Paul Kantor Gallery, Beverly Hills.
Collection particulière, Beverly Hills (acquis auprès de celle-ci); sa vente, Christie's, New York, 14 novembre 1996, lot 327.
Richard L. Feigen & Co., New York (acquis au cours de cette vente).
Acquis auprès de celui-ci par les propriétaires actuels, 2004.
Further details
Dr. Jürgen Pech a confirmé l’authenticité de cette oeuvre.
Après-midi d’automne, peint par Max Ernst en 1935, nous plonge d’emblée dans la vision onirique, surréaliste et profondément subversive de l’artiste. Son œuvre est profondément marquée par son exposition précoce à la psychologie et à la philosophie, disciplines qu’il étudie dans sa jeunesse et qui nourrissent son intérêt durable pour le subconscient. Toutefois, sa pratique se développe également en réaction délibérée contre l’académisme, les traditions héritées et les nouvelles orthodoxies de l’avant-garde. La présente peinture témoigne de cette volonté de se distancier des conventions esthétiques, de s’en affranchir afin de renouer avec une forme de créativité plus primitive et instinctive.
La spontanéité et l’expérimentation hasardeuse sous-tendent une grande part du processus créatif d’Ernst, comme si l’image surgissait de l’interstice entre l’impulsion subconsciente et la rencontre fortuite. Profondément marqué par la peinture métaphysique de Giorgio de Chirico, Ernst adopte, dès le début des années 1920, une transgression du réel visant à susciter une multiplicité de sensations et d’expériences. L’ambiguïté et le paradoxe deviennent alors des éléments centraux de son exploration de la perception et de l’identité.
Tel est le cas dans Après-midi d’automne. Le spectateur se trouve suspendu devant des formes biomorphiques qui semblent se déployer et s’épanouir au centre de la composition. Leur qualité organique évoque une faune mouvante, comme si la végétation était saisie dans l’instant même de sa transformation saisonnière, les verts se dissolvant dans des ocres et des jaunes, faisant écho à la métamorphose silencieuse de l’automne.
Dès 1930, l’apparition de l’oiseau Loplop, son alter ego, permet à Ernst d’objectiver la distance qu’il cherche à instaurer vis-à-vis de ses « visions provoquées », présentant sa propre œuvre à travers une mise en abyme volontairement ironique et réflexive. Il développe par la suite, dans une longue série de grandes peintures aux surfaces lisses, de véritables hallucinations visuelles figurant une histoire et une géographie humaines en déclin, menacées par la prolifération incontrôlée de formes végétales et biomorphiques. Cette huile sur toile nous invite précisément à assister à un tel moment suspendu, un instant de bascule silencieuse où la transformation semble à la fois inévitable et indéterminée.
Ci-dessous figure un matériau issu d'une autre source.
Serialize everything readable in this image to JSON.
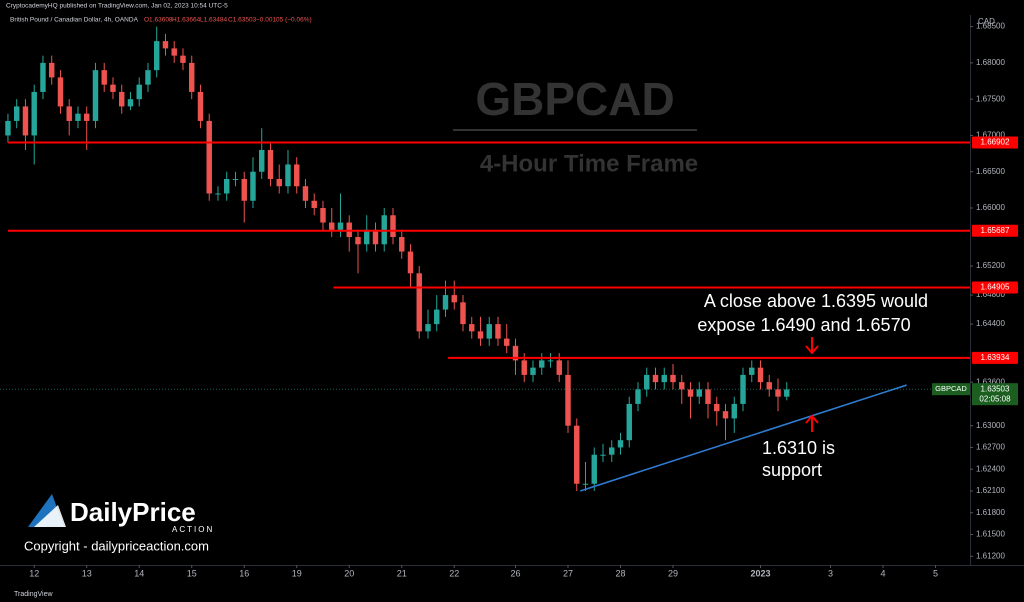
{
  "header": {
    "publisher": "CryptocademyHQ published on TradingView.com, Jan 02, 2023 10:54 UTC-5",
    "symbol": "British Pound / Canadian Dollar, 4h, OANDA",
    "ohlc": [
      "O1.63608",
      "H1.63664",
      "L1.63484",
      "C1.63503",
      "−0.00105 (−0.06%)"
    ]
  },
  "chart_data": {
    "type": "candlestick",
    "currency": "CAD",
    "watermark": [
      "GBPCAD",
      "4-Hour Time Frame"
    ],
    "x": [
      0,
      1,
      2,
      3,
      4,
      5,
      6,
      7,
      8,
      9,
      10,
      11,
      12,
      13,
      14,
      15,
      16,
      17,
      18,
      19,
      20,
      21,
      22,
      23,
      24,
      25,
      26,
      27,
      28,
      29,
      30,
      31,
      32,
      33,
      34,
      35,
      36,
      37,
      38,
      39,
      40,
      41,
      42,
      43,
      44,
      45,
      46,
      47,
      48,
      49,
      50,
      51,
      52,
      53,
      54,
      55,
      56,
      57,
      58,
      59,
      60,
      61,
      62,
      63,
      64,
      65,
      66,
      67,
      68,
      69,
      70,
      71,
      72,
      73,
      74,
      75,
      76,
      77,
      78,
      79,
      80,
      81,
      82,
      83,
      84,
      85,
      86,
      87,
      88,
      89
    ],
    "open": [
      1.67,
      1.672,
      1.674,
      1.67,
      1.676,
      1.68,
      1.678,
      1.674,
      1.672,
      1.673,
      1.672,
      1.679,
      1.677,
      1.676,
      1.674,
      1.675,
      1.677,
      1.679,
      1.683,
      1.682,
      1.681,
      1.68,
      1.676,
      1.672,
      1.662,
      1.662,
      1.664,
      1.664,
      1.661,
      1.665,
      1.668,
      1.664,
      1.663,
      1.666,
      1.663,
      1.661,
      1.66,
      1.658,
      1.657,
      1.658,
      1.656,
      1.655,
      1.657,
      1.655,
      1.659,
      1.656,
      1.654,
      1.651,
      1.643,
      1.644,
      1.646,
      1.648,
      1.647,
      1.644,
      1.643,
      1.642,
      1.644,
      1.642,
      1.641,
      1.639,
      1.637,
      1.638,
      1.639,
      1.639,
      1.637,
      1.63,
      1.622,
      1.622,
      1.626,
      1.626,
      1.627,
      1.628,
      1.633,
      1.635,
      1.637,
      1.636,
      1.637,
      1.636,
      1.635,
      1.634,
      1.635,
      1.633,
      1.632,
      1.631,
      1.633,
      1.637,
      1.638,
      1.636,
      1.635,
      1.634
    ],
    "high": [
      1.673,
      1.675,
      1.675,
      1.677,
      1.681,
      1.681,
      1.679,
      1.675,
      1.674,
      1.674,
      1.68,
      1.68,
      1.678,
      1.677,
      1.676,
      1.678,
      1.68,
      1.685,
      1.684,
      1.683,
      1.682,
      1.681,
      1.677,
      1.673,
      1.663,
      1.665,
      1.665,
      1.665,
      1.667,
      1.671,
      1.669,
      1.666,
      1.668,
      1.667,
      1.664,
      1.662,
      1.661,
      1.66,
      1.662,
      1.659,
      1.657,
      1.659,
      1.658,
      1.66,
      1.66,
      1.657,
      1.655,
      1.652,
      1.646,
      1.648,
      1.65,
      1.65,
      1.648,
      1.645,
      1.645,
      1.645,
      1.645,
      1.644,
      1.642,
      1.64,
      1.639,
      1.64,
      1.64,
      1.64,
      1.639,
      1.631,
      1.625,
      1.627,
      1.6275,
      1.628,
      1.629,
      1.634,
      1.636,
      1.638,
      1.638,
      1.638,
      1.6385,
      1.637,
      1.636,
      1.636,
      1.636,
      1.634,
      1.633,
      1.634,
      1.638,
      1.639,
      1.639,
      1.637,
      1.6365,
      1.636
    ],
    "low": [
      1.669,
      1.671,
      1.668,
      1.666,
      1.675,
      1.677,
      1.673,
      1.67,
      1.671,
      1.668,
      1.671,
      1.676,
      1.675,
      1.673,
      1.6735,
      1.674,
      1.676,
      1.678,
      1.681,
      1.68,
      1.679,
      1.675,
      1.671,
      1.661,
      1.661,
      1.661,
      1.663,
      1.658,
      1.66,
      1.664,
      1.663,
      1.662,
      1.662,
      1.662,
      1.66,
      1.659,
      1.657,
      1.656,
      1.656,
      1.654,
      1.651,
      1.654,
      1.654,
      1.654,
      1.655,
      1.653,
      1.649,
      1.642,
      1.642,
      1.643,
      1.645,
      1.646,
      1.643,
      1.642,
      1.641,
      1.641,
      1.641,
      1.64,
      1.637,
      1.636,
      1.636,
      1.637,
      1.638,
      1.636,
      1.629,
      1.621,
      1.621,
      1.621,
      1.625,
      1.625,
      1.626,
      1.627,
      1.632,
      1.634,
      1.635,
      1.635,
      1.635,
      1.633,
      1.631,
      1.633,
      1.631,
      1.63,
      1.628,
      1.629,
      1.632,
      1.636,
      1.635,
      1.634,
      1.632,
      1.6335
    ],
    "close": [
      1.672,
      1.674,
      1.67,
      1.676,
      1.68,
      1.678,
      1.674,
      1.672,
      1.673,
      1.672,
      1.679,
      1.677,
      1.676,
      1.674,
      1.675,
      1.677,
      1.679,
      1.683,
      1.682,
      1.681,
      1.68,
      1.676,
      1.672,
      1.662,
      1.662,
      1.664,
      1.664,
      1.661,
      1.665,
      1.668,
      1.664,
      1.663,
      1.666,
      1.663,
      1.661,
      1.66,
      1.658,
      1.657,
      1.658,
      1.656,
      1.655,
      1.657,
      1.655,
      1.659,
      1.656,
      1.654,
      1.651,
      1.643,
      1.644,
      1.646,
      1.648,
      1.647,
      1.644,
      1.643,
      1.642,
      1.644,
      1.642,
      1.641,
      1.639,
      1.637,
      1.638,
      1.639,
      1.639,
      1.637,
      1.63,
      1.622,
      1.622,
      1.626,
      1.626,
      1.627,
      1.628,
      1.633,
      1.635,
      1.637,
      1.636,
      1.637,
      1.636,
      1.635,
      1.634,
      1.635,
      1.633,
      1.632,
      1.631,
      1.633,
      1.637,
      1.638,
      1.636,
      1.635,
      1.634,
      1.635
    ],
    "xlim": [
      -0.91,
      109.94
    ],
    "ylim": [
      1.6108,
      1.6866
    ],
    "xticks": [
      {
        "value": 3,
        "label": "12"
      },
      {
        "value": 9,
        "label": "13"
      },
      {
        "value": 15,
        "label": "14"
      },
      {
        "value": 21,
        "label": "15"
      },
      {
        "value": 27,
        "label": "16"
      },
      {
        "value": 33,
        "label": "19"
      },
      {
        "value": 39,
        "label": "20"
      },
      {
        "value": 45,
        "label": "21"
      },
      {
        "value": 51,
        "label": "22"
      },
      {
        "value": 58,
        "label": "26"
      },
      {
        "value": 64,
        "label": "27"
      },
      {
        "value": 70,
        "label": "28"
      },
      {
        "value": 76,
        "label": "29"
      },
      {
        "value": 86,
        "label": "2023"
      },
      {
        "value": 94,
        "label": "3"
      },
      {
        "value": 100,
        "label": "4"
      },
      {
        "value": 106,
        "label": "5"
      }
    ],
    "yticks": [
      {
        "value": 1.685,
        "label": "1.68500"
      },
      {
        "value": 1.68,
        "label": "1.68000"
      },
      {
        "value": 1.675,
        "label": "1.67500"
      },
      {
        "value": 1.67,
        "label": "1.67000"
      },
      {
        "value": 1.665,
        "label": "1.66500"
      },
      {
        "value": 1.66,
        "label": "1.66000"
      },
      {
        "value": 1.652,
        "label": "1.65200"
      },
      {
        "value": 1.648,
        "label": "1.64800"
      },
      {
        "value": 1.644,
        "label": "1.64400"
      },
      {
        "value": 1.636,
        "label": "1.63600"
      },
      {
        "value": 1.63,
        "label": "1.63000"
      },
      {
        "value": 1.627,
        "label": "1.62700"
      },
      {
        "value": 1.624,
        "label": "1.62400"
      },
      {
        "value": 1.621,
        "label": "1.62100"
      },
      {
        "value": 1.618,
        "label": "1.61800"
      },
      {
        "value": 1.615,
        "label": "1.61500"
      },
      {
        "value": 1.612,
        "label": "1.61200"
      }
    ],
    "up_color": "#26a69a",
    "down_color": "#ef5350",
    "level_color": "#ff0000",
    "levels": [
      {
        "value": 1.66902,
        "label": "1.66902",
        "start": 0
      },
      {
        "value": 1.65687,
        "label": "1.65687",
        "start": 0
      },
      {
        "value": 1.64905,
        "label": "1.64905",
        "start": 37.2
      },
      {
        "value": 1.63934,
        "label": "1.63934",
        "start": 50.3
      }
    ],
    "trendline": {
      "x": [
        65.4,
        102.7
      ],
      "y": [
        1.621,
        1.6356
      ],
      "color": "#2e7bcf"
    },
    "last_price": {
      "symbol": "GBPCAD",
      "value": 1.63503,
      "label": "1.63503",
      "countdown": "02:05:08",
      "color": "#1b5e20"
    },
    "annotations": [
      {
        "text": [
          "A close above 1.6395 would",
          "expose 1.6490 and 1.6570"
        ]
      },
      {
        "text": [
          "1.6310 is",
          "support"
        ]
      }
    ]
  },
  "branding": {
    "logo": [
      "DailyPrice",
      "ACTION"
    ],
    "copyright": "Copyright - dailypriceaction.com",
    "footer": "TradingView"
  }
}
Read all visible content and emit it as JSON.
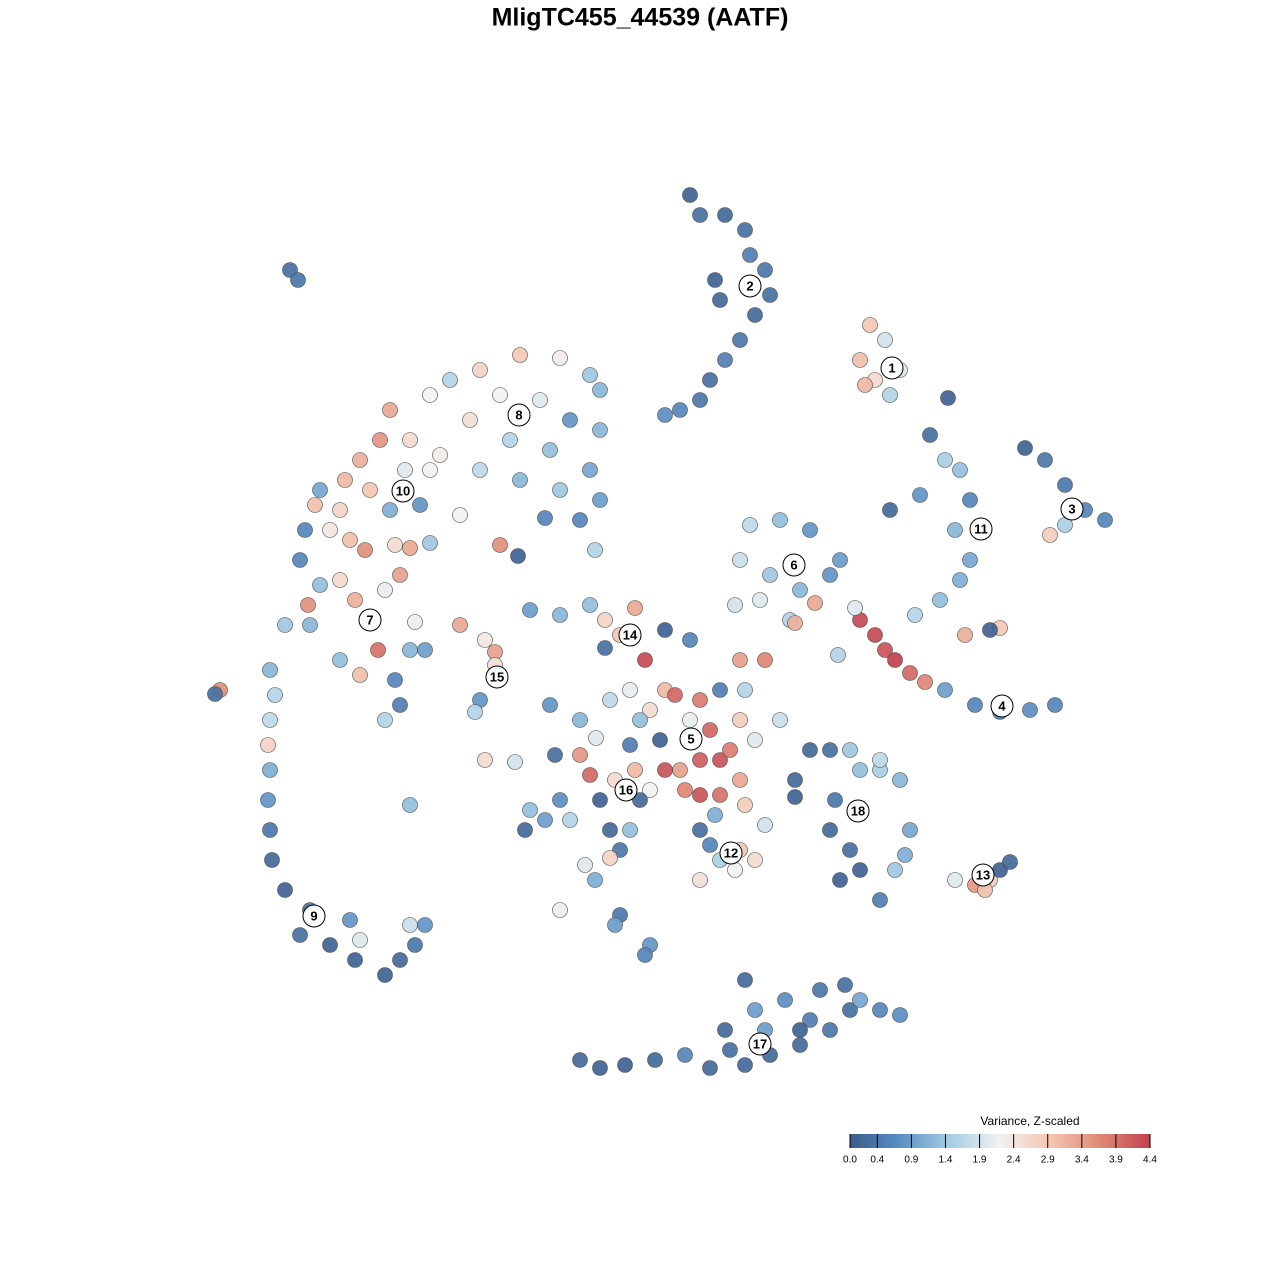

Après-midi d’automne, painted by Max Ernst in 1935, directly plunges us into the oneiric, surrealist, and deeply subversive vision of the artist. His work is profoundly imbued with his early exposure to psychology and philosophy, disciplines he studied in his youth and which informed his lifelong engagement with the unconscious. Yet his practice evolved in deliberate reaction against academism, inherited traditions, and the emerging orthodoxies of the avant-garde. The present painting stands as a testament to this desire to distance himself from aesthetic conventions, to escape them in order to reconnect with a more primal, instinctive form of creativity.
Spontaneity and haphazard experimentation underpin much of Ernst’s creative process, as though the image were emerging from the interstice between subconscious impulse and chance encounter. Deeply marked by the metaphysical painting of Giorgio de Chirico, Ernst embraced, from the early 1920s onward, a transgression of the real that sought to evoke a multiplicity of sensations and experiences. Ambiguity and paradox became central to his exploration of perception and identity.
Such is the case in Après-midi d’automne. The viewer is left suspended before biomorphic forms that appear to unfurl and expand at the centre of the composition. Their organic quality calls to mind a mutable wildlife, as if vegetation were caught in the very act of seasonal transformation, greens dissolving into ochres and yellows, echoing the quiet metamorphosis of autumn.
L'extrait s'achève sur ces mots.